Biden’s top medical adviser on COVID-19, Dr. Anthony Fauci, also announced renewed U.S. support for the World Health Organization.
By Associated Press
As the U.S. enters “what may well be the toughest and deadliest period of the virus,” President Joe Biden is putting forth a national COVID-19 strategy to ramp up vaccinations and testing, reopen schools and businesses and increase the use of masks — including a requirement that they be worn for travel.
Biden also will address inequities in hard-hit minority communities as he signs 10 pandemic-related executive orders on Thursday, his second day in office. However, details were few.
“We need to ask average Americans to do their part,” said Jeff Zients, the White House official directing the national response. “Defeating the virus requires a coordinated nationwide effort.”
They’re also depending on Congress to provide $1.9 trillion for economic relief and COVID-19 response. And they face a litany of complaints from states that say they are not getting enough vaccine even as they are being asked to vaccinate more categories of people.
Biden’s top medical adviser on COVID-19, Dr. Anthony Fauci, also announced renewed U.S. support for the World Health Organization after it faced blistering criticism from the Trump administration, laying out new commitments to tackle the coronavirus and other global health issues.
Fauci said early Thursday that the U.S. will join the U.N. health agency’s efforts to bring vaccines, therapeutics and diagnostics to people in need, whether in rich or poor countries and will resume full funding and staffing support for WHO.
The U.S. mask order for travel being implemented by Biden will apply to airports and planes, ships, intercity buses, trains and public transportation. Travelers from abroad must furnish a negative COVID-19 test before departing for the U.S. and quarantine upon arrival. Biden has already mandated masks on federal property.
Although airlines, Amtrak and other transport providers now require masks, Biden’s order makes it a federal mandate, leaving little wiggle room for passengers tempted to argue about their rights.

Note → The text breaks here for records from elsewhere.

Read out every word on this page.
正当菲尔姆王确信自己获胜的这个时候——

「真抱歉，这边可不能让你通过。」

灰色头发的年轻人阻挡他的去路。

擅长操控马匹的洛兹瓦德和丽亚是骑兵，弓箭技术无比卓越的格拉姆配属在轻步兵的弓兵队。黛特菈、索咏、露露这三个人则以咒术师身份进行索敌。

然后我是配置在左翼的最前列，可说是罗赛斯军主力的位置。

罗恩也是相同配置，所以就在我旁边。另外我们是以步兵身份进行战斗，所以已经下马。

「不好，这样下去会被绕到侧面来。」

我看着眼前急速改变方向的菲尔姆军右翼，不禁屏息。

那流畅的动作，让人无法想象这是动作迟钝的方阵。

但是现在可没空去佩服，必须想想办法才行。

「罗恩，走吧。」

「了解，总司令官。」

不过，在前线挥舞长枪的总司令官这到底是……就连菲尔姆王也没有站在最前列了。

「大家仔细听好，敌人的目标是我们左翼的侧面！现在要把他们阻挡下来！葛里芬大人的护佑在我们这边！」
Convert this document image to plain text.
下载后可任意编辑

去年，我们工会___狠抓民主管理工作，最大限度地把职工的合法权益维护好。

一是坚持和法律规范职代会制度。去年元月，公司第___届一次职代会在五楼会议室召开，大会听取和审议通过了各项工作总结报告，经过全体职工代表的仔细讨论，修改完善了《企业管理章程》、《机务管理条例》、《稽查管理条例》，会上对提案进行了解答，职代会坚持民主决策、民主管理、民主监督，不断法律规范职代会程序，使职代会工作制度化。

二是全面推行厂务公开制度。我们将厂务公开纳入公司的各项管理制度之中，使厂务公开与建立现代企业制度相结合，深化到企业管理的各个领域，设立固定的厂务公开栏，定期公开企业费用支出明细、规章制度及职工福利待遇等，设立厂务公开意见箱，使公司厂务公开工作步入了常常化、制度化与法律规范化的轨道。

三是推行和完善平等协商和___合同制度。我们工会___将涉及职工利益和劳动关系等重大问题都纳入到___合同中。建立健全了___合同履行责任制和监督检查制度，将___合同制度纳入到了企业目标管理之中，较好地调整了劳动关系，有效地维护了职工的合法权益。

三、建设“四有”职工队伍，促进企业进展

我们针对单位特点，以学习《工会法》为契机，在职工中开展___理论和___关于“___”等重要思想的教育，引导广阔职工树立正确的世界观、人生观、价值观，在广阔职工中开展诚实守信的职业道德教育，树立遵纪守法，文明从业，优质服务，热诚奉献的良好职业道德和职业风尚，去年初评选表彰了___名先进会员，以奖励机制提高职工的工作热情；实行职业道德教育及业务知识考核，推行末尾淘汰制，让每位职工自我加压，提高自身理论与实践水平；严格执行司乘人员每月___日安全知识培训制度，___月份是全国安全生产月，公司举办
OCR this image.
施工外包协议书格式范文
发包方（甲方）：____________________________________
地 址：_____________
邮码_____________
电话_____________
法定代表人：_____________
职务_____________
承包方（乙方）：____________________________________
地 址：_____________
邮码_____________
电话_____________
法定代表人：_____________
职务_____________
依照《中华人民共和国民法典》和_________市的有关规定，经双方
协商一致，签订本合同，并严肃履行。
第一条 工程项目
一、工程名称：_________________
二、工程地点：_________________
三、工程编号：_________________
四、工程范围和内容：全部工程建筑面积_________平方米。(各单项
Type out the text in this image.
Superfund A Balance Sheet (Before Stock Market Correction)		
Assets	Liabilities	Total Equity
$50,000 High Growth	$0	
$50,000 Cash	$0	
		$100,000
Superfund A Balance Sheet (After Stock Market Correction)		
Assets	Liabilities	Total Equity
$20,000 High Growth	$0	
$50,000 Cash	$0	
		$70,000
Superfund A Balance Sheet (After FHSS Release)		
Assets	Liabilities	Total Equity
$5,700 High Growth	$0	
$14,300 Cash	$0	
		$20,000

It marks a sharp break with the Trump administration, under which masks were optional, and Trump made a point of going maskless and hosting big gatherings of like-minded supporters.
Biden also is seeking to expand testing and vaccine availability, with the goal of 100 million shots in his first 100 days in office. Zients called Biden’s goal “ambitious and achievable.”
However, some independent experts say the administration should be setting a higher bar for itself than 100 million shots. During flu season, the U.S. is able to vaccinate about 3 million people a day, said Dr. Christopher Murray of the Institute for Health Metrics and Evaluation in Seattle.
“Given the number of people dying from COVID, we could and should do more — like what we’re able to do on seasonal flu,” he said.
Betsy McCaughey. chairman of the Committee to Reduce Infection Deaths and a former lieutenant governor of New York, wrote recently, 100 million shots “will not do the job. It is barely half of what is needed. A staggering 1.8 million people a day need to be vaccinated between now and the end of May to achieve herd immunity by July, according to the American Hospital Association.”
As part of his COVID-19 strategy, Biden will order the establishment of a COVID-19 Health Equity Task Force to ensure that minority and underserved communities are not left out of the government’s response.
Surveys have shown vaccine hesitancy is high among African Americans, a problem the administration plans to address through an education campaign.
But Dr. Marcella Nunez-Smith, the top White House health adviser on minority communities, said she’s not convinced that race should be a factor in vaccination. Disparities seem to have more to do with risky jobs and other life circumstances.
“It’s not inherent to race,” she said. “It’s from the exposures.”